We did get word of the lineup for this summer's free shows on the Green. Here's my article on the roster. I'm pretty excited about Soul Asylum (pictured above). I caught the band at Mohegan Sun about a year ago, right after the quartet's recent disc hit stores, and the show was fiery and entertaining, with Dave Pirner, Dan Murphy and company performing a decent batch of old tunes. For some reason, my story got changed a bit and the new name of the series was left out: The concerts are no longer The New Haven Jazz Festival or the Free Concerts on the Green. The series is now called Music on the Green.

So what else is going down? In Ticket News in Weekend Friday, you'll learn that Bob Dylan, the White Stripes, Diana Krall, Meat Loaf, Poison and O.A.R. are all coming to the Nutmeg State this summer.

I just learned that Ashlee Simpson is 'confident' with her appearance. I'm glad, too, because that would mean she wasted a lot of money on all that plastic surgery, otherwise. I do think, though, that good ol' Ashlee gets a bad rap. Her most recent disc is so far and away better than Joan Jett or something.

Wilco is streaming its upcoming record, "Sky Blue Sky," from now until its release date of May 15. I've been listening to this album on and off for about the last two months. And as a huge Wilco fan, I've got to say I'm disappointed. I just am. It's way too jammy.

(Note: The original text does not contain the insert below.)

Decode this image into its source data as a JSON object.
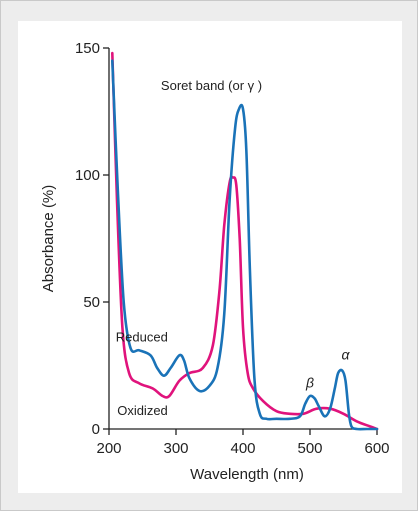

I really wish I could say otherwise, but this disc gets boring about mid-way through. Look for a full review the week of release.

This happened last week, but, you know, I'm a busy guy. Anyway, the nominees for this year's Shortlist Music Prize have been announced. The list of 10 finalists includes Joanna Newsom, Cat Power and Tom Waits. Unfortunately, our own Mates of State, which made the long list of semifinalists, did not make the cut. Lester Bangs' death. I won't write anything about that, because, well, I'm not a fan at all. But Bangs did make a lot of people music fans, and he influenced a lot of folks, good or bad, who do a job like mine. The Chicago Sun-Times' very vocal Jim DeRogatis, who adores Bangs, wrote this. The funny thing is that Dero is really good, and writes nothing like Bangs, thankfully.

With that, I'll leave you for the day. But have you ever wondered what "Star Wars" character you're most like? If so, check this out. I'm Emperor Palpatine, whoever that might be.